Provenance & Validation
Initially developed through a collaboration with Children’s Hospital of Philadelphia (CHOP), bhworks and the Behavioral Health Screen (BHS) has been validated and researched by clinicians and experts in the fields of psychiatry, psychology, and pediatrics. The clinical utility of the tool has been strongly endorsed by a series of evaluations led by Guy Diamond, PhD; Joel Fein MD, MPH; and Matt Wintersteen, PhD.
In 2007, HRSA supported testing of bhworks in Children’s Hospital of Philadelphia’s (CHOP) Emergency Department. The hospital has continued to use bhworks in their Violence Prevention Initiative, an award-winning program that provides recovery support services to adolescent victims of interpersonal violence. Since then, thousands of patients have been screened in the CHOP Emergency Department, and in 2010 the Joint Commission commended CHOP for established use of the bhworks tool in their ED.
In 2008, the Pennsylvania Department of Human Services partnered with mdlogix to use bhworks for a SAMHSA-funded Garrett Lee Smith Suicide Prevention Grant and has been implemented in over 500 middle and high schools across Pennsylvania.
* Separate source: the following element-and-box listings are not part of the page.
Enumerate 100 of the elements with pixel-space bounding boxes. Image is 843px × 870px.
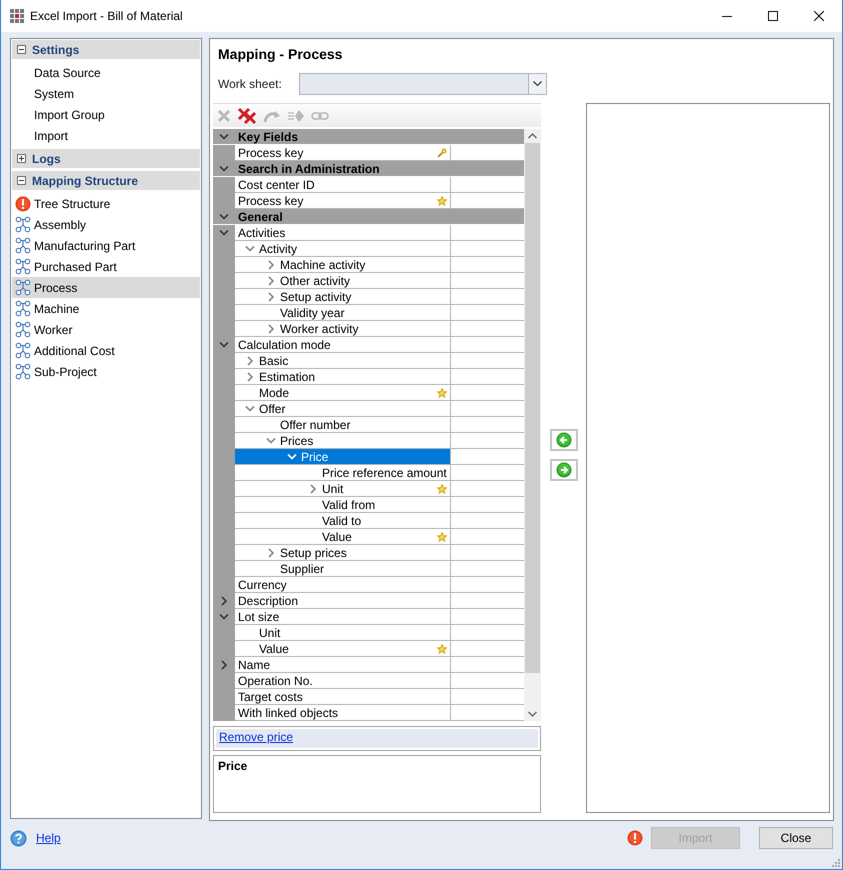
sidebar-item[interactable]: Assembly xyxy=(12,214,200,235)
value-cell[interactable] xyxy=(450,321,524,337)
value-cell[interactable] xyxy=(450,673,524,689)
tree-item[interactable]: Activities xyxy=(235,225,450,241)
value-cell[interactable] xyxy=(450,257,524,273)
move-right-button[interactable] xyxy=(550,459,578,481)
section-header[interactable]: Mapping Structure xyxy=(12,171,200,190)
value-cell[interactable] xyxy=(450,385,524,401)
curved-arrow-icon xyxy=(263,108,281,122)
value-cell[interactable] xyxy=(450,545,524,561)
section-header[interactable]: Logs xyxy=(12,149,200,168)
tree-item[interactable]: Mode xyxy=(235,385,450,401)
worksheet-dropdown[interactable] xyxy=(299,73,547,95)
value-cell[interactable] xyxy=(450,433,524,449)
remove-link[interactable]: Remove price xyxy=(219,730,294,744)
value-cell[interactable] xyxy=(450,689,524,705)
value-cell[interactable] xyxy=(450,657,524,673)
tree-item[interactable]: Setup activity xyxy=(235,289,450,305)
value-cell[interactable] xyxy=(450,577,524,593)
move-left-button[interactable] xyxy=(550,429,578,451)
dialog-button[interactable]: Close xyxy=(759,827,833,849)
group-header[interactable]: General xyxy=(213,209,524,225)
tree-item[interactable]: Unit xyxy=(235,481,450,497)
sidebar-item[interactable]: Process xyxy=(12,277,200,298)
tree-item[interactable]: Offer xyxy=(235,401,450,417)
tree-item[interactable]: Operation No. xyxy=(235,673,450,689)
value-cell[interactable] xyxy=(450,481,524,497)
value-cell[interactable] xyxy=(450,225,524,241)
description-title: Price xyxy=(218,759,248,773)
tree-item[interactable]: Worker activity xyxy=(235,321,450,337)
value-cell[interactable] xyxy=(450,273,524,289)
value-cell[interactable] xyxy=(450,193,524,209)
value-cell[interactable] xyxy=(450,369,524,385)
value-cell[interactable] xyxy=(450,401,524,417)
tree-item[interactable]: Activity xyxy=(235,241,450,257)
sidebar-item[interactable]: Purchased Part xyxy=(12,256,200,277)
sidebar-item[interactable]: Import xyxy=(12,125,200,146)
tree-item[interactable]: Description xyxy=(235,593,450,609)
network-icon xyxy=(15,300,31,317)
value-cell[interactable] xyxy=(450,513,524,529)
sidebar-item[interactable]: System xyxy=(12,83,200,104)
value-cell[interactable] xyxy=(450,289,524,305)
scroll-thumb[interactable] xyxy=(525,143,540,673)
value-cell[interactable] xyxy=(450,417,524,433)
tree-item[interactable]: Estimation xyxy=(235,369,450,385)
tree-item[interactable]: With linked objects xyxy=(235,705,450,721)
tree-item[interactable]: Other activity xyxy=(235,273,450,289)
tree-item[interactable]: Value xyxy=(235,641,450,657)
value-cell[interactable] xyxy=(450,705,524,721)
tree-item[interactable]: Lot size xyxy=(235,609,450,625)
section-header[interactable]: Settings xyxy=(12,40,200,59)
group-header[interactable]: Search in Administration xyxy=(213,161,524,177)
group-header[interactable]: Key Fields xyxy=(213,129,524,145)
value-cell[interactable] xyxy=(450,561,524,577)
tree-item[interactable]: Value xyxy=(235,529,450,545)
value-cell[interactable] xyxy=(450,145,524,161)
tree-item[interactable]: Basic xyxy=(235,353,450,369)
value-cell[interactable] xyxy=(450,177,524,193)
sidebar-item[interactable]: Machine xyxy=(12,298,200,319)
tree-item[interactable]: Price xyxy=(235,449,450,465)
help-link[interactable]: Help xyxy=(36,831,61,845)
tree-item[interactable]: Validity year xyxy=(235,305,450,321)
tree-item[interactable]: Name xyxy=(235,657,450,673)
tree-item[interactable]: Valid to xyxy=(235,513,450,529)
scroll-down-icon xyxy=(528,711,537,717)
tree-item[interactable]: Supplier xyxy=(235,561,450,577)
value-cell[interactable] xyxy=(450,609,524,625)
sidebar-item[interactable]: Worker xyxy=(12,319,200,340)
scrollbar[interactable] xyxy=(524,129,541,721)
tree-item[interactable]: Valid from xyxy=(235,497,450,513)
value-cell[interactable] xyxy=(450,625,524,641)
tree-item[interactable]: Unit xyxy=(235,625,450,641)
tree-item[interactable]: Cost center ID xyxy=(235,177,450,193)
value-cell[interactable] xyxy=(450,449,524,465)
value-cell[interactable] xyxy=(450,593,524,609)
sidebar-item[interactable]: Tree Structure xyxy=(12,193,200,214)
sidebar-item[interactable]: Data Source xyxy=(12,62,200,83)
value-cell[interactable] xyxy=(450,465,524,481)
sidebar-item[interactable]: Manufacturing Part xyxy=(12,235,200,256)
tree-item[interactable]: Machine activity xyxy=(235,257,450,273)
tree-item[interactable]: Calculation mode xyxy=(235,337,450,353)
value-cell[interactable] xyxy=(450,641,524,657)
tree-item[interactable]: Currency xyxy=(235,577,450,593)
tree-item[interactable]: Offer number xyxy=(235,417,450,433)
sidebar-item[interactable]: Additional Cost xyxy=(12,340,200,361)
value-cell[interactable] xyxy=(450,305,524,321)
tree-item[interactable]: Process key xyxy=(235,193,450,209)
sidebar-item[interactable]: Sub-Project xyxy=(12,361,200,382)
value-cell[interactable] xyxy=(450,353,524,369)
value-cell[interactable] xyxy=(450,241,524,257)
tree-item[interactable]: Target costs xyxy=(235,689,450,705)
value-cell[interactable] xyxy=(450,497,524,513)
tree-item[interactable]: Prices xyxy=(235,433,450,449)
tree-item[interactable]: Price reference amount xyxy=(235,465,450,481)
tree-item[interactable]: Process key xyxy=(235,145,450,161)
value-cell[interactable] xyxy=(450,337,524,353)
tree-item[interactable]: Setup prices xyxy=(235,545,450,561)
sidebar-item[interactable]: Import Group xyxy=(12,104,200,125)
value-cell[interactable] xyxy=(450,529,524,545)
delete-all-button[interactable] xyxy=(237,106,257,124)
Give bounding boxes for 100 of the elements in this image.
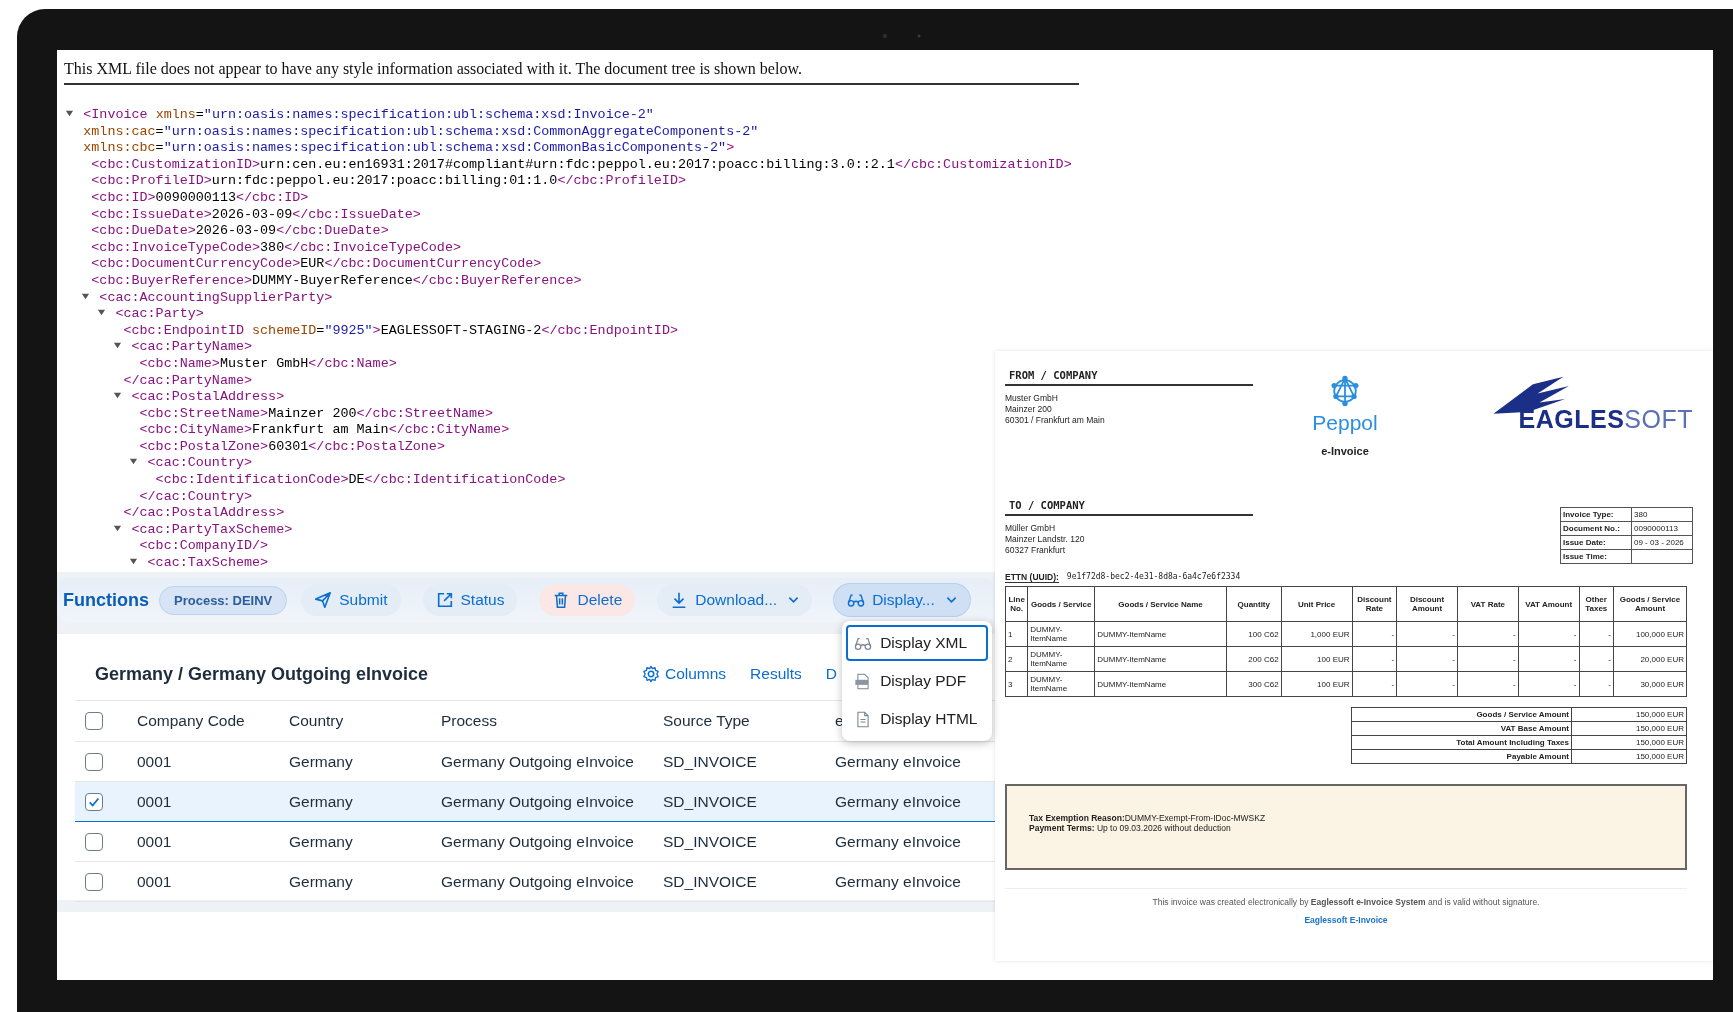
collapse-triangle-icon[interactable]	[96, 308, 106, 318]
address-line: 60327 Frankfurt	[1005, 545, 1066, 556]
total-label: Payable Amount	[1351, 749, 1572, 764]
toolbar-link[interactable]: Results	[750, 665, 802, 683]
address-line: 60301 / Frankfurt am Main	[1005, 415, 1106, 426]
table-cell-text: 0001	[137, 792, 173, 811]
table-cell-text: SD_INVOICE	[663, 832, 758, 851]
collapse-triangle-icon[interactable]	[129, 557, 139, 567]
address-line: Müller GmbH	[1005, 523, 1057, 534]
settings-icon	[641, 665, 660, 683]
column-header: Line No.	[1005, 586, 1028, 622]
checkbox[interactable]	[85, 832, 103, 851]
table-cell: -	[1352, 646, 1397, 672]
xml-line: <cbc:StreetName>Mainzer 200</cbc:StreetName>	[138, 405, 494, 423]
xml-line: <cbc:CustomizationID>urn:cen.eu:en16931:2017#compliant#urn:fdc:peppol.eu:2017:poacc:billing:3.0::2.1</cbc:CustomizationID>	[90, 156, 1072, 174]
table-cell: -	[1396, 621, 1458, 647]
toolbar-button[interactable]: Download...	[657, 584, 813, 616]
xml-line: <cac:AccountingSupplierParty>	[99, 289, 333, 305]
toolbar-link[interactable]: Columns	[641, 665, 727, 683]
checkbox[interactable]	[85, 712, 103, 730]
note-line: Payment Terms: Up to 09.03.2026 without deduction	[1029, 823, 1232, 833]
table-cell-text: Germany eInvoice	[835, 752, 962, 771]
checkbox[interactable]	[85, 752, 103, 771]
table-cell: 1,000 EUR	[1281, 621, 1353, 647]
xml-line: </cac:PartyName>	[122, 372, 253, 390]
xml-notice: This XML file does not appear to have any style information associated with it. The document tree is shown below.	[64, 60, 1079, 85]
xml-line: <Invoice xmlns="urn:oasis:names:specification:ubl:schema:xsd:Invoice-2"	[83, 107, 654, 122]
table-cell: -	[1352, 671, 1397, 697]
table-cell: -	[1457, 646, 1519, 672]
table-row[interactable]: 0001 Germany Germany Outgoing eInvoice SD_INVOICE Germany eInvoice	[75, 822, 995, 862]
menu-item[interactable]: Display XML	[846, 625, 989, 661]
table-cell-text: Germany	[289, 792, 354, 811]
checkbox[interactable]	[85, 872, 103, 891]
table-cell: 100 EUR	[1281, 671, 1353, 697]
column-header: VAT Rate	[1457, 586, 1519, 622]
toolbar-title: Functions	[63, 589, 149, 611]
column-header: Discount Amount	[1396, 586, 1458, 622]
xml-line: <cbc:ID>0090000113</cbc:ID>	[90, 189, 309, 207]
xml-line: <cbc:Name>Muster GmbH</cbc:Name>	[138, 355, 397, 373]
total-value: 150,000 EUR	[1571, 721, 1687, 736]
toolbar-link[interactable]: D	[825, 665, 837, 683]
table-cell-text: Germany eInvoice	[835, 792, 962, 811]
xml-line: <cbc:BuyerReference>DUMMY-BuyerReference</cbc:BuyerReference>	[90, 272, 582, 290]
note-line: Tax Exemption Reason:DUMMY-Exempt-From-IDoc-MWSKZ	[1029, 813, 1267, 823]
section-heading: FROM / COMPANY	[1005, 365, 1253, 386]
collapse-triangle-icon[interactable]	[64, 109, 74, 118]
logo-wordmark: EAGLESSOFT	[1518, 405, 1693, 434]
toolbar-button[interactable]: Display...	[834, 584, 970, 616]
column-header: Country	[289, 712, 344, 730]
toolbar-button[interactable]: Submit	[301, 584, 401, 616]
glasses-icon	[847, 591, 866, 609]
collapse-triangle-icon[interactable]	[113, 341, 122, 351]
address-line: Muster GmbH	[1005, 393, 1059, 404]
column-header: Company Code	[137, 712, 245, 730]
table-cell: 2	[1005, 646, 1028, 672]
total-label: Goods / Service Amount	[1351, 707, 1572, 722]
total-value: 150,000 EUR	[1571, 749, 1687, 764]
paper-plane-icon	[314, 591, 333, 609]
table-cell: DUMMY-ItemName	[1027, 621, 1095, 647]
info-label: Issue Date:	[1560, 535, 1632, 550]
table-cell: -	[1518, 646, 1579, 672]
address-line: Mainzer Landstr. 120	[1005, 534, 1086, 545]
xml-line: <cbc:IssueDate>2026-03-09</cbc:IssueDate>	[90, 206, 421, 224]
table-title: Germany / Germany Outgoing eInvoice	[95, 663, 429, 685]
address-line: Mainzer 200	[1005, 404, 1053, 415]
column-header: Other Taxes	[1579, 586, 1614, 622]
toolbar-button[interactable]: Status	[422, 584, 518, 616]
column-header: Discount Rate	[1352, 586, 1397, 622]
table-cell-text: Germany Outgoing eInvoice	[441, 872, 635, 891]
footer-link[interactable]: Eaglessoft E-Invoice	[1304, 915, 1388, 925]
table-cell-text: Germany	[289, 752, 354, 771]
xml-line: xmlns:cac="urn:oasis:names:specification:ubl:schema:xsd:CommonAggregateComponents-2"	[83, 123, 759, 139]
table-cell: -	[1579, 671, 1614, 697]
table-row[interactable]: 0001 Germany Germany Outgoing eInvoice SD_INVOICE Germany eInvoice	[75, 782, 995, 822]
caret-down-icon	[945, 596, 957, 604]
xml-line: </cac:Country>	[138, 488, 253, 506]
table-cell: -	[1518, 621, 1579, 647]
table-cell: 30,000 EUR	[1613, 671, 1687, 697]
table-cell: -	[1579, 621, 1614, 647]
uuid-label: ETTN (UUID):	[1005, 572, 1059, 583]
info-value: 0090000113	[1631, 521, 1693, 536]
collapse-triangle-icon[interactable]	[129, 457, 139, 467]
table-cell-text: SD_INVOICE	[663, 792, 758, 811]
table-cell: 200 C62	[1226, 646, 1282, 672]
toolbar-button[interactable]: Delete	[539, 584, 636, 616]
table-cell: -	[1518, 671, 1579, 697]
xml-line: xmlns:cbc="urn:oasis:names:specification:ubl:schema:xsd:CommonBasicComponents-2">	[83, 140, 735, 156]
table-cell: DUMMY-ItemName	[1094, 646, 1227, 672]
collapse-triangle-icon[interactable]	[113, 391, 122, 401]
column-header: Unit Price	[1281, 586, 1353, 622]
xml-line: <cac:PostalAddress>	[131, 389, 285, 405]
collapse-triangle-icon[interactable]	[113, 523, 122, 533]
xml-line: <cac:TaxScheme>	[147, 555, 269, 571]
table-cell: -	[1396, 671, 1458, 697]
xml-line: <cbc:InvoiceTypeCode>380</cbc:InvoiceTypeCode>	[90, 239, 461, 257]
collapse-triangle-icon[interactable]	[80, 291, 90, 301]
table-row[interactable]: 0001 Germany Germany Outgoing eInvoice SD_INVOICE Germany eInvoice	[75, 862, 995, 902]
table-cell: 3	[1005, 671, 1028, 697]
checkbox[interactable]	[85, 792, 103, 811]
table-cell: DUMMY-ItemName	[1094, 671, 1227, 697]
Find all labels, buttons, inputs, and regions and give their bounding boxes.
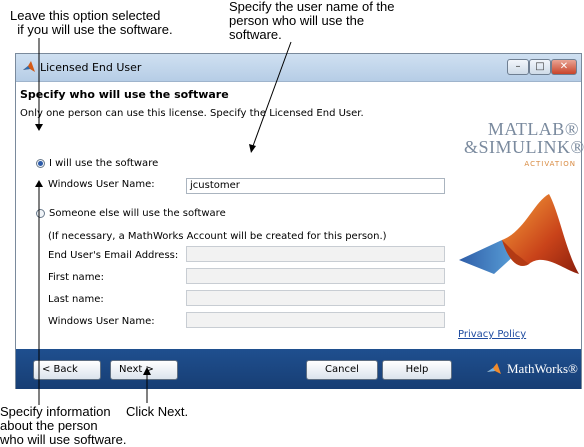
first-name-field[interactable] <box>186 268 445 284</box>
title-bar: Licensed End User – □ ✕ <box>16 54 581 82</box>
page-heading: Specify who will use the software <box>20 88 229 101</box>
mathworks-membrane-icon <box>487 363 501 374</box>
last-name-field[interactable] <box>186 290 445 306</box>
info-text: Only one person can use this license. Sp… <box>20 108 364 119</box>
other-username-label: Windows User Name: <box>48 316 155 327</box>
self-username-input[interactable]: jcustomer <box>186 178 445 194</box>
account-note: (If necessary, a MathWorks Account will … <box>48 231 387 242</box>
window-title: Licensed End User <box>40 61 142 74</box>
close-button[interactable]: ✕ <box>551 59 577 75</box>
mathworks-logo: MathWorks® <box>486 359 578 379</box>
maximize-button[interactable]: □ <box>529 59 551 75</box>
email-label: End User's Email Address: <box>48 250 179 261</box>
last-name-label: Last name: <box>48 294 104 305</box>
radio-self[interactable] <box>36 159 45 168</box>
back-button[interactable]: < Back <box>33 360 101 380</box>
option-self-label: I will use the software <box>49 158 159 169</box>
cancel-button[interactable]: Cancel <box>306 360 378 380</box>
dialog-content: Specify who will use the software Only o… <box>16 82 584 349</box>
radio-other[interactable] <box>36 209 45 218</box>
logo-line-2: &SIMULINK® <box>464 137 584 157</box>
minimize-button[interactable]: – <box>507 59 529 75</box>
matlab-membrane-icon <box>459 194 579 274</box>
annotation-click-next: Click Next. <box>126 404 189 419</box>
annotation-specify-info: Specify information about the person who… <box>0 404 127 447</box>
option-other-label: Someone else will use the software <box>49 208 226 219</box>
footer-bar: < Back Next > Cancel Help MathWorks® <box>16 349 581 389</box>
next-button[interactable]: Next > <box>110 360 178 380</box>
annotation-specify-user-name: Specify the user name of the person who … <box>229 0 395 42</box>
annotation-leave-selected: Leave this option selected if you will u… <box>10 8 173 37</box>
option-other[interactable]: Someone else will use the software <box>36 208 226 219</box>
matlab-simulink-logo: MATLAB® &SIMULINK® <box>464 119 584 157</box>
email-field[interactable] <box>186 246 445 262</box>
self-username-label: Windows User Name: <box>48 179 155 190</box>
matlab-icon <box>23 61 35 72</box>
other-username-field[interactable] <box>186 312 445 328</box>
mathworks-brand-text: MathWorks® <box>507 361 578 376</box>
activation-label: ACTIVATION <box>524 160 576 168</box>
option-self[interactable]: I will use the software <box>36 158 158 169</box>
privacy-policy-link[interactable]: Privacy Policy <box>458 329 526 340</box>
first-name-label: First name: <box>48 272 104 283</box>
logo-line-1: MATLAB® <box>487 119 579 139</box>
help-button[interactable]: Help <box>382 360 452 380</box>
licensed-end-user-dialog: Licensed End User – □ ✕ Specify who will… <box>15 53 584 389</box>
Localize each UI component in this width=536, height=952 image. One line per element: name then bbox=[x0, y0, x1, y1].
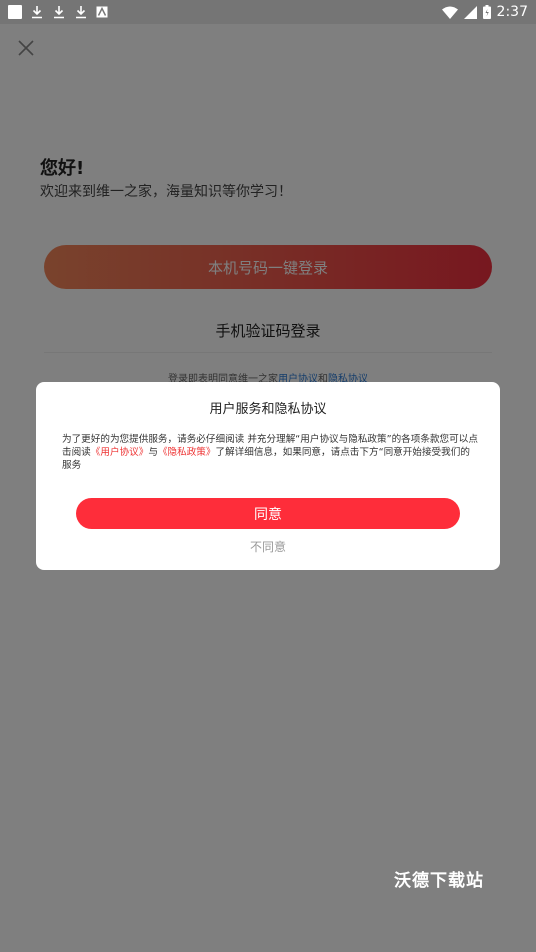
status-time: 2:37 bbox=[496, 4, 528, 20]
battery-icon bbox=[482, 5, 491, 19]
notification-box-icon bbox=[8, 5, 22, 19]
dialog-body-text: 与 bbox=[148, 447, 158, 458]
download-icon bbox=[32, 6, 42, 19]
dialog-body: 为了更好的为您提供服务，请务必仔细阅读 并充分理解“用户协议与隐私政策”的各项条… bbox=[62, 433, 478, 472]
download-icon bbox=[76, 6, 86, 19]
disagree-button[interactable]: 不同意 bbox=[36, 538, 500, 555]
signal-icon bbox=[463, 5, 477, 19]
download-icon bbox=[54, 6, 64, 19]
dialog-title: 用户服务和隐私协议 bbox=[209, 402, 327, 417]
image-icon bbox=[96, 6, 108, 18]
wifi-icon bbox=[441, 6, 458, 19]
dialog-privacy-policy-link[interactable]: 《隐私政策》 bbox=[158, 447, 216, 458]
agreement-dialog: 用户服务和隐私协议 为了更好的为您提供服务，请务必仔细阅读 并充分理解“用户协议… bbox=[36, 382, 500, 570]
status-bar: 2:37 bbox=[0, 0, 536, 24]
dialog-user-agreement-link[interactable]: 《用户协议》 bbox=[91, 447, 149, 458]
agree-button[interactable]: 同意 bbox=[76, 498, 460, 529]
watermark-text: 沃德下载站 bbox=[394, 871, 484, 891]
The platform also helps to bring behavioral health screening and recovery support services to PA primary care facilities, colleges, and universities.
In 2015, the bhworks platform was selected for a CMS funded project that intends to recruit, survey, and educate providers to facilitate better behavioral health integration in primary care. The project spans across 5 states – Indiana, Tennessee, Kentucky, Alabama, and Mississippi. Additionally, these practices have been given access to the bhworks platform, dramatically increasing screening rates at all practices that have utilized the tool.
This validation process has generated a stream of scientific knowledge which can guide clinical practice, and study findings have found connections between sexual identity and disordered eating, adolescent risk factors for suicide ideation, and links between depression, substance use, and non-suicidal self-harming behavior.